On est donc en droit de se poser la question de l’utilité concrète de cette refonte: le Marshal Shaposhnikov ayant été admis au service le 2 février 1986, il aura donc presque trente-cinq ans de carrière lors de son retour au service prévu à la fin de l’année 2020. Certes, la problématique du renouvellement de la flotte hauturière russe ne va pas être solutionnée dans l’immédiat, au vu du rythme de production des frégates Admiral Gorshkov (Izd.22350) il faudra encore plusieurs années avant de voir disparaître les dernières unités d’origine soviétique de la flotte russe néanmoins venir investir autant d’argent tout en immobilisant un navire de cet âge pendant plusieurs années (il ne faudra certainement pas quatre ans pour traiter d’autres navires mais la construction navale russe n’est pas un modèle de rapidité) devra être mûrement réfléchi et il reste à voir si le jeu en vaudra la chandelle. Sachant que la Flotte du Pacifique repose quasi exclusivement sur les quatre Fregat à disposition comme principales unités de surface (la flotte de destroyers Izd.956 Sarych au sein de la Flotte du Pacifique va bientôt se réduire à une seule unité) complétée par le croiseur Varyag (Izd.1164 Atlant): inutile de préciser que toute immobilisation de plusieurs mois d’un bâtiment obérera de manière importante les capacités océaniques de la flotte de surface dans cette zone.

Russian Navy ships ensuring air defence in Mediterranean Sea
Le croiseur Varyag (Izd.1164 Atlant) est la plus grande unité de surface en service au sein de la Flotte du Pacifique.

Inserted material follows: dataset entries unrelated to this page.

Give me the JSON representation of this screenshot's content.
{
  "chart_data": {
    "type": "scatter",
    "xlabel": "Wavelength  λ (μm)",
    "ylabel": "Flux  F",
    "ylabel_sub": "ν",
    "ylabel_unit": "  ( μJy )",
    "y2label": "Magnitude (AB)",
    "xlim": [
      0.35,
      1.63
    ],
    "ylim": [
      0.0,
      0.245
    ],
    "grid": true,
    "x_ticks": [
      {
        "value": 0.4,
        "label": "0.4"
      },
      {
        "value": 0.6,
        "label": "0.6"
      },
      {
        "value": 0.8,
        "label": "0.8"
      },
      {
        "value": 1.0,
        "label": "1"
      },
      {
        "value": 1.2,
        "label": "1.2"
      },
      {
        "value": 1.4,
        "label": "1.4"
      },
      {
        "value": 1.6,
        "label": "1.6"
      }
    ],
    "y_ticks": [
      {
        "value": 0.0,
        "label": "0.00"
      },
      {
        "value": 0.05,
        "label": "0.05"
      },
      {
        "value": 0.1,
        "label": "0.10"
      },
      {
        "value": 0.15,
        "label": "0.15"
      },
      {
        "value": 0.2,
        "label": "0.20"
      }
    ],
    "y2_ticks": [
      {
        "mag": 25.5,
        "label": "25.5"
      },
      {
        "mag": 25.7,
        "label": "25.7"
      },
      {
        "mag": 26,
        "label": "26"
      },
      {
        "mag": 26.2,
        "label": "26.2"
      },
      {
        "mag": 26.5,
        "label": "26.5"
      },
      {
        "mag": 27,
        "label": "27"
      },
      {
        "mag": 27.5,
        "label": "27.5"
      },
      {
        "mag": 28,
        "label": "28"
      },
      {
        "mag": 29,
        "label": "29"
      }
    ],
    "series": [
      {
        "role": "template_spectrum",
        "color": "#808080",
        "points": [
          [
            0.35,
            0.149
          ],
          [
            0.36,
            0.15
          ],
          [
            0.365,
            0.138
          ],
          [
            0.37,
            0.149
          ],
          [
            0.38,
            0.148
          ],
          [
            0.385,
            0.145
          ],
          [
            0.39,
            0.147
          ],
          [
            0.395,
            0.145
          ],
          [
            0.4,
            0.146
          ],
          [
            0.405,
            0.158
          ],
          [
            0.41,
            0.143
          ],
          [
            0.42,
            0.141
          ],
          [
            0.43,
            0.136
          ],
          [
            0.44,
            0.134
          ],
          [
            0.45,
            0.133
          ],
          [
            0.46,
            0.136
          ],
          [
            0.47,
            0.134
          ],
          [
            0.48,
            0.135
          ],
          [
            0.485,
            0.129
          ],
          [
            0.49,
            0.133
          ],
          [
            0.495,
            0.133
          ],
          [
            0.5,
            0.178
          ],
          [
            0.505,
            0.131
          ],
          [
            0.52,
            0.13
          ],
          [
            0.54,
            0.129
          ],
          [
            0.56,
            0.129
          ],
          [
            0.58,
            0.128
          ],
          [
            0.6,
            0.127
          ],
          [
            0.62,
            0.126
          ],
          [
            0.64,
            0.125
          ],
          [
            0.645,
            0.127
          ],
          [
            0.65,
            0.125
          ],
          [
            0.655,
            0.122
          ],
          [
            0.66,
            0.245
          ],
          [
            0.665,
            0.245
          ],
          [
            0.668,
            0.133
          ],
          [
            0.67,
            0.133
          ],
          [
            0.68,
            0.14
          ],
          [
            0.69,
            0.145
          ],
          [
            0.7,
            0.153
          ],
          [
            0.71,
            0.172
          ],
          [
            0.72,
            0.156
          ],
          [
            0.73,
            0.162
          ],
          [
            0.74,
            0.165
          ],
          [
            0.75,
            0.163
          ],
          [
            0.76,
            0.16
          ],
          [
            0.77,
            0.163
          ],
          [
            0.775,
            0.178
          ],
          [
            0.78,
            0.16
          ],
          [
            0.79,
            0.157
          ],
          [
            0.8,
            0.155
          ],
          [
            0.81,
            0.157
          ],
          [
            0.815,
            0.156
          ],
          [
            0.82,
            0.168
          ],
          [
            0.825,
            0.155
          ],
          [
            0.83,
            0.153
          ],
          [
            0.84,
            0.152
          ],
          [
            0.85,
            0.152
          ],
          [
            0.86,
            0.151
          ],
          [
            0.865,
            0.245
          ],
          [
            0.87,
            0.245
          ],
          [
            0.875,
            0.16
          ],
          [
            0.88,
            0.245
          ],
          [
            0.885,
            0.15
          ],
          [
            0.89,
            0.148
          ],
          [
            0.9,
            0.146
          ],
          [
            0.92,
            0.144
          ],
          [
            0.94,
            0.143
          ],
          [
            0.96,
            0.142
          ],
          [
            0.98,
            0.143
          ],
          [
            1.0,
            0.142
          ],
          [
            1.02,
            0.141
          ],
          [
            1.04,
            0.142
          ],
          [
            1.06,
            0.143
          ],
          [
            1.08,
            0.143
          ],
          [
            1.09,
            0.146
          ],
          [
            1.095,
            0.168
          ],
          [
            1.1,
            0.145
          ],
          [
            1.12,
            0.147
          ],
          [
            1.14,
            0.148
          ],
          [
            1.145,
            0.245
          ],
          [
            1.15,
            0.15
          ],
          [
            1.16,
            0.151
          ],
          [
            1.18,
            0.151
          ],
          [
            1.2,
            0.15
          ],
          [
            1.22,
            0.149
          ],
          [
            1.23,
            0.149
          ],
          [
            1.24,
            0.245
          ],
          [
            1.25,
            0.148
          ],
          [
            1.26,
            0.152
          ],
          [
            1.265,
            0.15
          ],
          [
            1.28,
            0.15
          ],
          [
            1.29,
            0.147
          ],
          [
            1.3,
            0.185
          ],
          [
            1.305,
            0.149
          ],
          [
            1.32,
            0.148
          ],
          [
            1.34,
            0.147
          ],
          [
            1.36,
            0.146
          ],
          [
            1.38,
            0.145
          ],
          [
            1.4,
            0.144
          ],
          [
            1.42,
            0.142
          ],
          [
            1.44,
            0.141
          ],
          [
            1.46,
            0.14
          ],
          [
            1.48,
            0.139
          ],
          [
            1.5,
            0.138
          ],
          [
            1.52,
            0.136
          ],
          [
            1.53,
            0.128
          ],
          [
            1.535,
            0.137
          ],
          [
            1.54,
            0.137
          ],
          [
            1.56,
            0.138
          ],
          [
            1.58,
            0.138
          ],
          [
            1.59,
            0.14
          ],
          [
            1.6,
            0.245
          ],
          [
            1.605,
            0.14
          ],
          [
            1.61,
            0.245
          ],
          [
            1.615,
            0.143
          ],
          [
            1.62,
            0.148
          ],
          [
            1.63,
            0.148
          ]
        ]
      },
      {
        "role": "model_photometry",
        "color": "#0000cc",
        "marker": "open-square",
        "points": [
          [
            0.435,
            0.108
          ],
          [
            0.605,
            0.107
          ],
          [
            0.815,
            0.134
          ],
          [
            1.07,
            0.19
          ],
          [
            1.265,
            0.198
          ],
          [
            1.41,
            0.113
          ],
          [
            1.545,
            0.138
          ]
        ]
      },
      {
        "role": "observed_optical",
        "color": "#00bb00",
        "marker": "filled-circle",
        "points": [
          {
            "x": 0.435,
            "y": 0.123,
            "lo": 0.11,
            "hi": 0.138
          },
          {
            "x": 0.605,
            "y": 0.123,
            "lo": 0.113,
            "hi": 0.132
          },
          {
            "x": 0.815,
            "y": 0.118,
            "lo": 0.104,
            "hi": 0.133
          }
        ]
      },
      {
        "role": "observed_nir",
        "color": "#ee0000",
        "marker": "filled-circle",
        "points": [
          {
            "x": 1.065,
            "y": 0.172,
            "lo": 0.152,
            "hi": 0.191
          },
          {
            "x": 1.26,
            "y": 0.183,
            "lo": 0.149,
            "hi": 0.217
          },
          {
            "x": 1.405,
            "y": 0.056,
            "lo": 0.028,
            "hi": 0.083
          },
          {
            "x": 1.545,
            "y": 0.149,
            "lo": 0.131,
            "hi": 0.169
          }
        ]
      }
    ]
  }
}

Image@?

Au final, il reste à voir quelle suite la Marine Russe va octroyer au programme: les annonces au sujet de cette refonte ont souvent été contradictoires et les derniers échos pointent vers une refonte de l’ensemble des Fregat de la Flotte du Pacifique tandis que les Fregat de la Flotte du Nord seraient à terme remplacées en priorité par des frégates Admiral Gorshkov (ne parlons même pas de l’hypothèse Izd.22350M « Super-Gorshkov« , la mise sur cale d’une première unité étant encore une perspective éloignée). Enfin, les premières images disponibles permettent de se faire une bonne idée de la « nouvelle » frégate Fregat mais son apparence définitive est appelée à évoluer avec l’achèvement des travaux ainsi que l’intégration envisagée des Pantsir-M et éventuellement du Tor-M2KM; il sera donc nécessaire de se pencher à nouveau sur ce programme dans un proche avenir.